Nama ”Khazar”
(Khazaria: Arab) berkaitan dengan kata kerja bahasa Turki yang berarti
”mengembara” (gezer dalam bahasa Turki modern). Pada abad ke-7 M mereka
mendirikan sebuah Khaganat (nama kerajaan Khazar) yang mandiri di Kaukasus
Utara di sepanjang Laut Kaspia. Pada puncak kejayaannya, mereka dan
cabang-cabang mereka menguasai sebagian besar dari wilayah Rusia selatan
sekarang, Kazakhstan barat, Ukraina timur, dan sebagian besar Kaukasus
(termasuk Dagestan, Azerbaijan, dan Georgia), serta daerah Krim. Bangsa Khazar
memasuki catatan sejarah ketika mereka memerangi bangsa Arab dan bersekutu
dengan Kekaisaran Bizentium pada 627 M (hal 10).
Semesta Religiositas
Menjajaki sejarah
Khazar bagai menyelami laut keruh dan bahkan hitam. Kepastian sejarah yang bisa
diandalkan belum bisa diyakinkan. Karena itu, hadirnya novel ini menjadi
istimewa di tengah kebingungan para sejarawan mencari fakta. Pavic sangat lihai
mencampuradukkan sejarah dengan fiksi melalui novel bergenre baru dengan
eksperimen-postmodern yang belum dilakukan oleh novelis lain. Cara penyusunan
yang unik dan sangat rapi, seperti sebuah ensiklopedia, menjadi keistimewaan
yang tinggi dalam novel ini.
Novel ini secara
spesifik mengambil fase pergolakan kehidupan Khazar di abad ke-9 M hingga awal
abad ke-10 M. Ketika itu terjadi sebuah peristiwa krusial yang menentukan masa
depan bangsa Khazar, yang disebut Polemik Khazar. Ini adalah peristiwa
perpindahan mereka dari keyakinan asli mereka (tidak diketahui) ke salah satu
(juga tidak diketahui) dari tiga agama yang dikenal pada masa lalu maupun
sekarang—Yahudi, Islam, atau Kristen. Keruntuhan Imperium Khazar terjadi tak
lama setelah perpindahan agama itu. Seorang panglima perang Rusia abad ke-10,
Pangeran Svyatoslav, menelan Imperium Khazar layaknya melahap sebuah apel tanpa
perlu turun dari kudanya (hal 11).
Polemik Khazar yang
melibatkan tiga agama besar di atas menambahkan kecemerlangan novel ini.

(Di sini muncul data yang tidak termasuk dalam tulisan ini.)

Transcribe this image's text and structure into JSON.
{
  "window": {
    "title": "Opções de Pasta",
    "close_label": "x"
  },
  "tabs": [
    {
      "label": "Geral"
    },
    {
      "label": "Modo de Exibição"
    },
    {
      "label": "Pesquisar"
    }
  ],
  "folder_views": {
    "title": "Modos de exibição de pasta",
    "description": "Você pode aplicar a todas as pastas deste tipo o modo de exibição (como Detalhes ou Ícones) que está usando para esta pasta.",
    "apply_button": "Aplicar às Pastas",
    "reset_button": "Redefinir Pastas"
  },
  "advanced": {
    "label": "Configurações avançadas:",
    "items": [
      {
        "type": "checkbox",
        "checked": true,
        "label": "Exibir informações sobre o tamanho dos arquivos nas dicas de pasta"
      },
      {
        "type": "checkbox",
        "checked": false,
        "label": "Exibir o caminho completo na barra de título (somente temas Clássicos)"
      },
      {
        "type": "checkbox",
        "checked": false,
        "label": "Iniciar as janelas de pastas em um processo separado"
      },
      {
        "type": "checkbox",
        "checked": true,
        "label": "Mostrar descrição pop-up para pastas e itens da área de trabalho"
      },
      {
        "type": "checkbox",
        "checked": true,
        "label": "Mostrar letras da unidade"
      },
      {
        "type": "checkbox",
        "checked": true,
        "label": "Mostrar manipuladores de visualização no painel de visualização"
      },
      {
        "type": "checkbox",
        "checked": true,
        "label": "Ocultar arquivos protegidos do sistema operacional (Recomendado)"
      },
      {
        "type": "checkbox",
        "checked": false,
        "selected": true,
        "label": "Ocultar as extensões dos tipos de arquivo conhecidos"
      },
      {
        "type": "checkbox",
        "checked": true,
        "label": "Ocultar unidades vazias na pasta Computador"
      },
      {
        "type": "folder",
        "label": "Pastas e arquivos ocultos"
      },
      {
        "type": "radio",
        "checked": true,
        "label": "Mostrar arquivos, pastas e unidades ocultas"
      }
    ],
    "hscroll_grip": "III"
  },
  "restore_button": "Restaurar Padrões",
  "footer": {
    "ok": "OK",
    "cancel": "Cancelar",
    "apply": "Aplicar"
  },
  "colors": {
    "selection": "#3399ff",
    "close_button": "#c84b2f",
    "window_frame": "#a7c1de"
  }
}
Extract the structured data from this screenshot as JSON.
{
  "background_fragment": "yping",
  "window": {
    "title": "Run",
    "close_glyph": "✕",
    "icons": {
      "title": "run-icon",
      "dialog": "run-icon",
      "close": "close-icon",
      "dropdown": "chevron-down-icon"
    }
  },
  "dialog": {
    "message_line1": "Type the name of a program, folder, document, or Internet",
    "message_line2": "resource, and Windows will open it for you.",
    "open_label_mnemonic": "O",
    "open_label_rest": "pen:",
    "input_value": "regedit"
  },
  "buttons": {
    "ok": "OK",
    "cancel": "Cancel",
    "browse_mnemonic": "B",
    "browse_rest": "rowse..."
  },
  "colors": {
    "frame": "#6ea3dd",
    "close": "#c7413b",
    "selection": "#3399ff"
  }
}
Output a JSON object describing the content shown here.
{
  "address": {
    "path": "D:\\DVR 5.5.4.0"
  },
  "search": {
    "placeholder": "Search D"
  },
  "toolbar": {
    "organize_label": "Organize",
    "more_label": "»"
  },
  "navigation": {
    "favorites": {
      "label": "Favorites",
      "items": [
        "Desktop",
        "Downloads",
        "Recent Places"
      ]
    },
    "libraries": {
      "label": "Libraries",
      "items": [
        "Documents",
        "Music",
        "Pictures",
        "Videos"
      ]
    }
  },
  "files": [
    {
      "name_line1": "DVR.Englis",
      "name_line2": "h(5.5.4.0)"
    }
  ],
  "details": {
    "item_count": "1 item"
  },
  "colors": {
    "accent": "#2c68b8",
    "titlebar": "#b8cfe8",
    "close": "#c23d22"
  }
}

Kelebihannya karena menyajikan khazanah agama-agama besar di muka bumi yang
mempunyai sejarah panjang dalam peradaban kemanusiaan. Semesta religiositas ini
sangat menonjol dan dominan di tangan Pavic. Ia mencoba proporsional dalam
menyajikan sumber-sumber tentang Khazar dalam perspektif agama Kristen, Islam,
dan Yahudi ke dalam tiga jilid, yakni Buku Merah (dengan sudut pandang
Kristen), Buku Hijau (dengan sudut pandang Islam), dan Buku Kuning (dengan
sudut pandang Yahudi). Masing-masing memberikan penjelasan tentang bangsa
Khazar dan polemik yang menyertainya.
Tiga agama di atas
dalam studi agama disebut sebagai agama samawi atau agama yang turun dari
langit. Mereka telah menunjukkan dirinya sebagai agama yang mempunyai peradaban
penting masing- masing. Ketiga agama di atas lahir dari tanah yang sama, yaitu
Jerusalem.
Novel ini mencoba
menyeimbangkan dan membangun jembatan dialogis tentang Khazar dari sumber
ketiga agama di atas. Dengan demikian, tampak sekali harmoni dan sinergi yang
hendak dibangun Pavic. Ia tidak menonjolkan satu agama dalam memberikan keterangan
tentang bangsa Khazar. Pavic sangat cerdik dengan melakukan kerja serius untuk
mengumpulkan narasi-narasi dari ketiga agama secara adil dan bijak. Karena itu,
meskipun ini hanya fiksi, semua orang yang paham tentang sejarah pada masa itu
akan merasa puas terhadap mahakarya Pavic ini.
Keistimewaan lain,
ketika membaca novel ini, kita dibebaskan untuk memulai dari mana saja, sesuai
dengan selera, keyakinan, dan kecenderungan latar belakang masing-masing.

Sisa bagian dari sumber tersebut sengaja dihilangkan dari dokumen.